April 29, 2024

Fur the Win: Illinois Hunting Tournament Ban Misses Deadline

Article Contact: Bob Matthews,

Why It Matters: Bills that seek to prohibit hunters from participating in contests or tournaments threaten traditions that sportsmen and women have long enjoyed, as well as legitimate conservation methods of controlling predator and invasive species – namely coyotes. Most importantly, these bills attempt to legislatively manage wildlife issues rather than vesting the appropriate decision-making powers with the recognized experts at the state fish and wildlife agencies to make informed, science-based management decisions.


  • IL HB 2900 would have prohibited hunters in the Prairie State from organizing and participating in furbearer hunting tournaments.
  • The bill successfully made it out of the House Agriculture & Conservation Committee and was awaiting further action in the House of Representatives.
  • The Congressional Sportsmen’s Foundation (CSF) encouraged members of the Illinois Legislative Sportsmen’s Caucus and party leaders to oppose the bill.
  • Ultimately, Leadership elected to keep the bill off the floor and re-refer it back to Committee, missing its required House passage deadline.

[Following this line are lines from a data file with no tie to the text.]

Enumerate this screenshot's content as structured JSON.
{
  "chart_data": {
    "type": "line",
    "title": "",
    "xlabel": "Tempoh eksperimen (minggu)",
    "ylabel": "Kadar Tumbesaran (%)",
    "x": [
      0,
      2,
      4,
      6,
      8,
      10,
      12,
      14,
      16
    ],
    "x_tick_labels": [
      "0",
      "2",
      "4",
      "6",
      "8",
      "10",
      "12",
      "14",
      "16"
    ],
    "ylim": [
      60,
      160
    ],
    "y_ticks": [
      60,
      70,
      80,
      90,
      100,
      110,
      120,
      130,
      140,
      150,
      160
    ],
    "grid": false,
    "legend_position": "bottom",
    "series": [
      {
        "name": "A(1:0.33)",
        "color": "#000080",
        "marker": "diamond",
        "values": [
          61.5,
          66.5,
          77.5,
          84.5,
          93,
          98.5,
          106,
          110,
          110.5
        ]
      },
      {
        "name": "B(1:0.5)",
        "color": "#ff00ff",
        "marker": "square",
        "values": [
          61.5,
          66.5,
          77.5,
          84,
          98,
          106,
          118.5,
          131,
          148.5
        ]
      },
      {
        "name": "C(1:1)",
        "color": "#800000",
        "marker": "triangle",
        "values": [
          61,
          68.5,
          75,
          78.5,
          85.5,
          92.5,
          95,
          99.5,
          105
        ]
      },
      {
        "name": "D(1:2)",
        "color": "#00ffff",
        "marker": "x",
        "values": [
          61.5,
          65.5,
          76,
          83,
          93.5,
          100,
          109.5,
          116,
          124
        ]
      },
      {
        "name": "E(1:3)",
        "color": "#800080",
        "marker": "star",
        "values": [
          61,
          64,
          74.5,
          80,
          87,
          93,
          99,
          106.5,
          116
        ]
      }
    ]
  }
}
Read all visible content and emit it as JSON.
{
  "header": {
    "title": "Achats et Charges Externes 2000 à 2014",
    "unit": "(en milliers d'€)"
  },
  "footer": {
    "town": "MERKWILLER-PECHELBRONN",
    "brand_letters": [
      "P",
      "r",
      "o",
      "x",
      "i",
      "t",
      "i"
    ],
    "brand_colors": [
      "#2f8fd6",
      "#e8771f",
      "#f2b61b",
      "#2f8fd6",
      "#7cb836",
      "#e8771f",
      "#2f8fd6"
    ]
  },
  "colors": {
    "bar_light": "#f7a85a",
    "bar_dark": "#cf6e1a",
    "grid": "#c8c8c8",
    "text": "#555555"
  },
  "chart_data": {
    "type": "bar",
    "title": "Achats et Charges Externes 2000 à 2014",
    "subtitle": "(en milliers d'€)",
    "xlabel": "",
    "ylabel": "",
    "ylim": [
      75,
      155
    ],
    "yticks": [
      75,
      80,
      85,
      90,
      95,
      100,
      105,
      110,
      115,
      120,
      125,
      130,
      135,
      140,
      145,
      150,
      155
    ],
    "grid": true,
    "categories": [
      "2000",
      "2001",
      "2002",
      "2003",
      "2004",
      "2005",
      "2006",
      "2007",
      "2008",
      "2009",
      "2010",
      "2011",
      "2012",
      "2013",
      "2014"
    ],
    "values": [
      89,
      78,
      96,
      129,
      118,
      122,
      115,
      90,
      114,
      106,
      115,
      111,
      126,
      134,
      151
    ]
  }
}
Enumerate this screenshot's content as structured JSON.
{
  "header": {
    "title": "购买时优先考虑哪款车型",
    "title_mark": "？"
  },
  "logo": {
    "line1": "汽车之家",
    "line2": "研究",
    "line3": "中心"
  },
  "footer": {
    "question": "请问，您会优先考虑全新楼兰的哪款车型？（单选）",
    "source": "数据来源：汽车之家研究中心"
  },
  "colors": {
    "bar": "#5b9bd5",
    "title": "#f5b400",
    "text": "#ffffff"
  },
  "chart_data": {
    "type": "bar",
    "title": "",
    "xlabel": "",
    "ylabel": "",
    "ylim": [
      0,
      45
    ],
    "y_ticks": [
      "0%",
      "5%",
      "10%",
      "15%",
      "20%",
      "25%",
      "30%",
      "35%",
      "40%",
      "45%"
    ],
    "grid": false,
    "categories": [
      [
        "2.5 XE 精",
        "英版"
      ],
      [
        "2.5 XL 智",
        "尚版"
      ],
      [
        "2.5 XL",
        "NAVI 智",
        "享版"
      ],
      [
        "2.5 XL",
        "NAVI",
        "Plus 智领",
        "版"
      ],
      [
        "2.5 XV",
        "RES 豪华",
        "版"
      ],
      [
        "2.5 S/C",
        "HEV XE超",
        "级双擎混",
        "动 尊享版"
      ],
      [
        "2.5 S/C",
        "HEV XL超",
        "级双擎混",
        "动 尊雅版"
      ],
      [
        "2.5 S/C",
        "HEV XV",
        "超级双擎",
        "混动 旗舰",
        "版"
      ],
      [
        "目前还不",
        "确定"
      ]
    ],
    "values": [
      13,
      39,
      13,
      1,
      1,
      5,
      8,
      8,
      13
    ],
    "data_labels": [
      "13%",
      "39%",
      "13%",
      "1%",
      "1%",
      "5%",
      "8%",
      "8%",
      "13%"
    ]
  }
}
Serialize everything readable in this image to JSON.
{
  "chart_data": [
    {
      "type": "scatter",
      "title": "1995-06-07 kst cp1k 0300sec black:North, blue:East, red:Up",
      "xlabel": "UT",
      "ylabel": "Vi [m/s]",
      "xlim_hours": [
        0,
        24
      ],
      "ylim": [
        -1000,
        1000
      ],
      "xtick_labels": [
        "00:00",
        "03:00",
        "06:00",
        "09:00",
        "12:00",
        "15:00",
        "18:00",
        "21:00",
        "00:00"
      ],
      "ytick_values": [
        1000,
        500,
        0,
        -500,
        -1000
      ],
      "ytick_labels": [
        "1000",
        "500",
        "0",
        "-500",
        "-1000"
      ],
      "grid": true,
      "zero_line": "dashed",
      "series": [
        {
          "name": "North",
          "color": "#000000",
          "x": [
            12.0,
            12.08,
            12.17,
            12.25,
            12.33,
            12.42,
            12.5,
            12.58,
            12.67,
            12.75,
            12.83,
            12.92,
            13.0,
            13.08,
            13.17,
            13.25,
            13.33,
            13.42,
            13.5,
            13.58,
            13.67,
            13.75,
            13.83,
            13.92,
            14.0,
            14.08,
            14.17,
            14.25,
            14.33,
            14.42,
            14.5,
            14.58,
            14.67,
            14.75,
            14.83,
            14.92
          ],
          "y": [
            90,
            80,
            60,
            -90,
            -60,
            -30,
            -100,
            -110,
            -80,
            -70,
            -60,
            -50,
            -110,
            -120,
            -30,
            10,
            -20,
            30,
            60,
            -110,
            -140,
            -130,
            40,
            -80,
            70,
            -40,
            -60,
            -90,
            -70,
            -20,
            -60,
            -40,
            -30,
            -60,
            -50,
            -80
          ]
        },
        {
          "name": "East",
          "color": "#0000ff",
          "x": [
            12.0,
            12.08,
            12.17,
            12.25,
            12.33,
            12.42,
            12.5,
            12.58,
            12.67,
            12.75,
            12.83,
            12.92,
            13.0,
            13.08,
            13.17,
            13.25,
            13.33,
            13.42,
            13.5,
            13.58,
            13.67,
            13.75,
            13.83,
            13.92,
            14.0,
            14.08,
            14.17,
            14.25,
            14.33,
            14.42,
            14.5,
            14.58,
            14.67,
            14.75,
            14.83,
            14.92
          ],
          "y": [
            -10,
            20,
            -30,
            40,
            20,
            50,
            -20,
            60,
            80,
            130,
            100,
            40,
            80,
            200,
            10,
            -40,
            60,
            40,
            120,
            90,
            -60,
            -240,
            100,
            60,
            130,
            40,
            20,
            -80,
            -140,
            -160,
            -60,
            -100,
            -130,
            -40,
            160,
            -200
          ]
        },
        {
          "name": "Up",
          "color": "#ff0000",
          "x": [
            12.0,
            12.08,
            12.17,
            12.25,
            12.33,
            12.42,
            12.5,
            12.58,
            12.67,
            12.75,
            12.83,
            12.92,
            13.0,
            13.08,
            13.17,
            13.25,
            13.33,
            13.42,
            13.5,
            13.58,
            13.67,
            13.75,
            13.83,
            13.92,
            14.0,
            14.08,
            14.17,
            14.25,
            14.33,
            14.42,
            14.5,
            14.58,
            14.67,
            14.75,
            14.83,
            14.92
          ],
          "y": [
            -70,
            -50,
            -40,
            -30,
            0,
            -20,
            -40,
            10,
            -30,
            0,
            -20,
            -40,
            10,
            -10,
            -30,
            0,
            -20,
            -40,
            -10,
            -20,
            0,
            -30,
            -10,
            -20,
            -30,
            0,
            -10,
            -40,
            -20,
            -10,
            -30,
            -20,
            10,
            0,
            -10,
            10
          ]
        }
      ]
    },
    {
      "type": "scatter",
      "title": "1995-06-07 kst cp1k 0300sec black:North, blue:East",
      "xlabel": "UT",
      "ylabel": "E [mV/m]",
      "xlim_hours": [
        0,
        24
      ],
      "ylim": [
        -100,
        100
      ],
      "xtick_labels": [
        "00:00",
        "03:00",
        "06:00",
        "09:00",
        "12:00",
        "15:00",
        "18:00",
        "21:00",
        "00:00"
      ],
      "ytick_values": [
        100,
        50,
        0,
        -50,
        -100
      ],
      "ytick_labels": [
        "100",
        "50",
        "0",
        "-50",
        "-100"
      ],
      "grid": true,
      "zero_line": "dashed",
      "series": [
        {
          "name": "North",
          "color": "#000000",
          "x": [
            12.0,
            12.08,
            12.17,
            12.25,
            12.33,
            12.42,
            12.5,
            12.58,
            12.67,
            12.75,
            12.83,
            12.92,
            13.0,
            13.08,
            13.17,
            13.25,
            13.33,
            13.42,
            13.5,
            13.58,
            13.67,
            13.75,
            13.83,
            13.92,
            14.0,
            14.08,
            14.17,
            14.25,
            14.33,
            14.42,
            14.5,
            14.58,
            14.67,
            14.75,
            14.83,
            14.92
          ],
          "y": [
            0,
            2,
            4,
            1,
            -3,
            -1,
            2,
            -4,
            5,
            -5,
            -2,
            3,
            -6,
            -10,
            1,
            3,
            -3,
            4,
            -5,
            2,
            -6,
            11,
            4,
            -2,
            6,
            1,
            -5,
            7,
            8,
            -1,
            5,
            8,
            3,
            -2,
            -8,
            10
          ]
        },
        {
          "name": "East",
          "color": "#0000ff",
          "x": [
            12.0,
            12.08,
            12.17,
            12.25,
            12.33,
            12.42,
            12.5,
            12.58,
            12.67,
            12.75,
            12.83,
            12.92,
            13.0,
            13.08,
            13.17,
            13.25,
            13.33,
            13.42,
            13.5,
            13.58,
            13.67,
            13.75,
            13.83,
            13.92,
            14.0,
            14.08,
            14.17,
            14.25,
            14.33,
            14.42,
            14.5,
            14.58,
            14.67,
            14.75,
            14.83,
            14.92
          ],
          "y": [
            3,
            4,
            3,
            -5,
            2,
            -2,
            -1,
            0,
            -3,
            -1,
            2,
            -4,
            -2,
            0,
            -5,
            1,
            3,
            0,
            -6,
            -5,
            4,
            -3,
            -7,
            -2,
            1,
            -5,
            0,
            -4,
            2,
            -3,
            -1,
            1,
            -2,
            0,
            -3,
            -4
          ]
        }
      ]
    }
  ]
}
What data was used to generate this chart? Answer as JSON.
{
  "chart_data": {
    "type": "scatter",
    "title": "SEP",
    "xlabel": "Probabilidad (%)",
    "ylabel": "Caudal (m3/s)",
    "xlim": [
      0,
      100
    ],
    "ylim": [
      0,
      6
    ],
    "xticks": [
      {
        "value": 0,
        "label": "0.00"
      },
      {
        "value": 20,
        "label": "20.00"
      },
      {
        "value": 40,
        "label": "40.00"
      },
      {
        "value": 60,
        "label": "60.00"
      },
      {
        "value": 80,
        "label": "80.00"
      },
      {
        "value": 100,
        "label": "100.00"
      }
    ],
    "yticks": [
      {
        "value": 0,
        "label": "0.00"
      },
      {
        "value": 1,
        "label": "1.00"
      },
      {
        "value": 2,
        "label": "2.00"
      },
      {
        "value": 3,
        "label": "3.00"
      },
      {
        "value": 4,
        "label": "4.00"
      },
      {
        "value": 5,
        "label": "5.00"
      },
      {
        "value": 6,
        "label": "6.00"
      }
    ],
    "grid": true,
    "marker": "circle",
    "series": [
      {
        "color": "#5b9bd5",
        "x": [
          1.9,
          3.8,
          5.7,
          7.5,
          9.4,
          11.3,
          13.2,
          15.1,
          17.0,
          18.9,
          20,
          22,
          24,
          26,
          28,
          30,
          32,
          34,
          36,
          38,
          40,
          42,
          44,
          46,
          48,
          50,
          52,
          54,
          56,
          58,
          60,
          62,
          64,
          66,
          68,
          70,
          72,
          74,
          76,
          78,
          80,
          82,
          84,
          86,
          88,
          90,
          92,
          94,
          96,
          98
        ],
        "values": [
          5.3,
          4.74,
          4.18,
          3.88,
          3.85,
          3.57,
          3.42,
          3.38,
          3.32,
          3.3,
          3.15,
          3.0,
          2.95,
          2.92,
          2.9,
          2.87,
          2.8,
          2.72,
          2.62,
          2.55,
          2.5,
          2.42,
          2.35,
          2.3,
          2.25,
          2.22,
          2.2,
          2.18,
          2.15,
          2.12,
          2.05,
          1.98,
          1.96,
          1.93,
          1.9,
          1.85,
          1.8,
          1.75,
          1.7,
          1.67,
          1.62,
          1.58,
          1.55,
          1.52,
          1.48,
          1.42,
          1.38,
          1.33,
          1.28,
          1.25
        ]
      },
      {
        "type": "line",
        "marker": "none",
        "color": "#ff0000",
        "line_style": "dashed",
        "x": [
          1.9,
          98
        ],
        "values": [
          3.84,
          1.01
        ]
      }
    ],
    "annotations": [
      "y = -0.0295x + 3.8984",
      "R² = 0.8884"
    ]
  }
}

Illinois House Bill 2900, which would have prohibited hunters in the State from participating in furbearer-harvesting tournaments, passed through the House Agriculture & Conservation Committee and was awaiting a floor vote. CSF issued a letter of opposition to all members of the Illinois Legislative Sportsmen’s Caucus, as well as party leaders, explaining that hunting contests have legitimate benefits both culturally and as an effective tool for managing localized populations, particularly for coyotes.

Hunters participating in such tournaments are required to abide by the same state regulations, including those related to wanton waste, as every other Illinois sportsman and woman. They must purchase the necessary licenses and often support local economies by purchasing hunting-related equipment. Through the unique “user pays – public benefits” structure of the American System of Conservation Funding, these license purchases provide funding to the Illinois Department of Natural Resources (DNR). On top of partially funding the DNR’s efforts to achieve its mission, tournament hunters then help in carrying it out, by serving as a potential tool to address localized issues of overabundance of predator or invasive species. This helps to mitigate a variety of human-wildlife conflicts, including providing immediate relief to farmers and ranchers that experience livestock losses due to depredation.

Following CSF’s opposition, the bill did not receive a vote in the House before its required deadline of April 19th and was therefore re-referred to the Rules Committee in accordance with Illinois’ legislative procedures. At this stage, it is very unlikely that the bill will be revived; however, CSF will continue to track the issue and, if necessary, advocate against its passage.